Dopo i procedimenti penali falliti contro Donald Trump, e in vista del ritorno del tycoon alla Casa Bianca lunedì prossimo, il procuratore speciale Jack Smith si fa da parte e lascia il dipartimento di Giustizia. Le sue dimissioni non sono una mossa inattesa, con la vittoria del repubblicano alle elezioni di novembre e l'archiviazione dei due casi federali per il suo ruolo nell'insurrezione del 6 gennaio 2021 e i documenti classificati portati a Mar-a-Lago, ma ha comunque un forte valore simbolico. Anche perché arriva in mezzo a una disputa legale sulla pubblicazione del rapporto con le prove raccolte per dimostrare che Trump ha cospirato per sovvertire le elezioni del 2020.

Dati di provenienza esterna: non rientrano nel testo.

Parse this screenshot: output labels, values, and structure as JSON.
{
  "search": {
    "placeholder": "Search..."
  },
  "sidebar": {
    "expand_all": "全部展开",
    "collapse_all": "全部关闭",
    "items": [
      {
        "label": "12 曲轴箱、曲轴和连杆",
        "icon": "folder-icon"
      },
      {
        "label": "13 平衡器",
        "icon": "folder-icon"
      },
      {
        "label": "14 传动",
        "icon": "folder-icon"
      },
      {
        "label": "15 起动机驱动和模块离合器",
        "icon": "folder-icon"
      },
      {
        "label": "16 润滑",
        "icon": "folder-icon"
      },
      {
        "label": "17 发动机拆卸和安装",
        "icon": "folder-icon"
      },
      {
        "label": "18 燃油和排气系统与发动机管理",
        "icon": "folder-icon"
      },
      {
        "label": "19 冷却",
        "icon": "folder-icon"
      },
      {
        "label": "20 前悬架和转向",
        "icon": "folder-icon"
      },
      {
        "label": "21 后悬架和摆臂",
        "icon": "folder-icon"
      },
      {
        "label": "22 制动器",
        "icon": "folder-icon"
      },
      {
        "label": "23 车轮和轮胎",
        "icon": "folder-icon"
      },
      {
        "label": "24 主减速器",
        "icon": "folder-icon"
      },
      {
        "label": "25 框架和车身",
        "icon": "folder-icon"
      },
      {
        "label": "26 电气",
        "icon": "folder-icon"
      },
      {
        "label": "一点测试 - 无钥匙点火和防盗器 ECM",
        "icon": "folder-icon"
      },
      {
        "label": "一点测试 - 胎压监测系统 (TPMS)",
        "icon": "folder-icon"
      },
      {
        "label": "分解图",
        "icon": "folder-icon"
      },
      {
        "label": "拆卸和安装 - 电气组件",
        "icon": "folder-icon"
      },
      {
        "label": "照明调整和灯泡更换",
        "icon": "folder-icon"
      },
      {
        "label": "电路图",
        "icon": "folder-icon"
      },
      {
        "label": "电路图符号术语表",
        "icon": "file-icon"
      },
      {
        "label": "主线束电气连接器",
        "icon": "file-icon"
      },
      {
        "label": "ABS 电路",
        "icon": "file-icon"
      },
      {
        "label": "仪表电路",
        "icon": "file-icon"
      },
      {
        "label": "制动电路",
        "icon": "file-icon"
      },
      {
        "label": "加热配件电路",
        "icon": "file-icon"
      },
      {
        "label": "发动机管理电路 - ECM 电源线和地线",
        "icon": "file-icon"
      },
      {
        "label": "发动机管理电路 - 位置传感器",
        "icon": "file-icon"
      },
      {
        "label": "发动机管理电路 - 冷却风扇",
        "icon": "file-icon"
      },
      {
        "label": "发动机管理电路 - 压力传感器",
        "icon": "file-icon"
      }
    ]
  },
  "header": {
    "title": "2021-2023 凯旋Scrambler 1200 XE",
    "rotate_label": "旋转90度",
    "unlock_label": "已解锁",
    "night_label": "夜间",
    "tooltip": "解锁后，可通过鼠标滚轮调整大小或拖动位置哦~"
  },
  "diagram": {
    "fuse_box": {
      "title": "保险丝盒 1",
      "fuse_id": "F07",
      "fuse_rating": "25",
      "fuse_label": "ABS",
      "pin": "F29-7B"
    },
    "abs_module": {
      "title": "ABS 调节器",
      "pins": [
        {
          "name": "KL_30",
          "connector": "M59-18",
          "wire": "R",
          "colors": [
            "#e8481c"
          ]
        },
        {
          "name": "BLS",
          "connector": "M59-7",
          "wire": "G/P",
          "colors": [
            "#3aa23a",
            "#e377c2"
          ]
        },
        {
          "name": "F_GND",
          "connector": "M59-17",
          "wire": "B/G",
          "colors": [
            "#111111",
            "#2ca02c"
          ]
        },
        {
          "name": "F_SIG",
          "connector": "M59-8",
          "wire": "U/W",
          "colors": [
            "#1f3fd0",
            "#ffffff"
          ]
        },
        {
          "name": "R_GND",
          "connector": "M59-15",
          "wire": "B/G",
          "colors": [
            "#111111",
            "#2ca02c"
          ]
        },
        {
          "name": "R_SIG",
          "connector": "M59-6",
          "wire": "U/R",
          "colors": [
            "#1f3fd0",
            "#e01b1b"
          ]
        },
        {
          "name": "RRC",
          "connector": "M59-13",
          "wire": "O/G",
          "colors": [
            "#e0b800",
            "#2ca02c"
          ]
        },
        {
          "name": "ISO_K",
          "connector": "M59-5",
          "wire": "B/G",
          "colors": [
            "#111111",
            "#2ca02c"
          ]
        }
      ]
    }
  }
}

Nei giorni scorsi la Corte d'appello dell'11mo Circuito ha spianato la strada alla diffusione del dossier, ma i tempi non sono ancora noti. E Trump ha scritto una lettera al ministro della Giustizia di Joe Biden, Merrick Garland, chiedendo che sia impedita a Smith la pubblicazione prima del giorno dell'insediamento. «Il procuratore speciale ha completato il suo lavoro presentando il rapporto finale riservato il 7 gennaio, e ha lasciato il dipartimento il 10 gennaio», hanno fatto sapere i funzionari nel fascicolo. «Quel degenerato di Jack Smith è stato licenziato dal Dipartimento di Giustizia. È una vergogna per se stesso, la sua famiglia e il suo Paese. Dopo aver speso oltre 100.000.000 dollari nella caccia alle streghe contro Trump, ha lasciato la città a mani vuote», ha scritto il presidente eletto, sostenendo che Smith è stato «licenziato» dal dipartimento. Quando il procuratore speciale è stato incaricato nel novembre 2022 da Garland di indagare su The Donald, ha dovuto lasciare l'incarico di procuratore capo della Corte penale internazionale dell'Aia, dove dalla metà del 2017 indagava sui crimini di guerra in Kosovo (e ha ottenuto la condanna di Salih Mustafa, ex comandante dell'Esercito di liberazione del Paese, che dirigeva una prigione in cui venivano torturati i detenuti). Abituato a casi di una certa gravità, prima della Cpi aveva lavorato per lungo tempo al dipartimento di Giustizia alla guida della divisione incaricata di inchieste su politici e figure pubbliche accusate di corruzione. In questi anni, tuttavia, ha subito attacchi di ogni tipo da parte di Trump, che lo ha spesso definito «squilibrato», e aveva già promesso che lo avrebbe licenziato immediatamente dopo l'arrivo nello Studio Ovale il 20 gennaio. Oltre a suggerire che potrebbe avviare una ritorsione contro lui e altri che lo hanno indagato, una volta tornato in carica.
Dopo il trionfo del tycoon alle presidenziali e la sentenza sull'immunità della Corte Suprema, Smith ha deciso di archiviare i casi, a poche ore di distanza uno dall'altro. E in questi giorni va in scena l'ultimo capitolo, quello appunto della pubblicazione del suo rapporto relativo alle indagini sul tentativo di Trump di sovvertire le elezioni. Garland vuole renderlo pubblico, gli avvocati del 47esimo comandante in capo sostengono che potrebbe essere dannoso alle sue funzioni.
Con l'annuncio delle sue dimissioni, arrivato in una nota a piè di pagina nel fascicolo sul completamento del dossier, tuttavia, Smith ha chiesto alla giudice distrettuale degli Stati Uniti Aileen Cannon di revocare l'ordine del tribunale che è stato emesso per bloccare la pubblicazione del suo rapporto finale.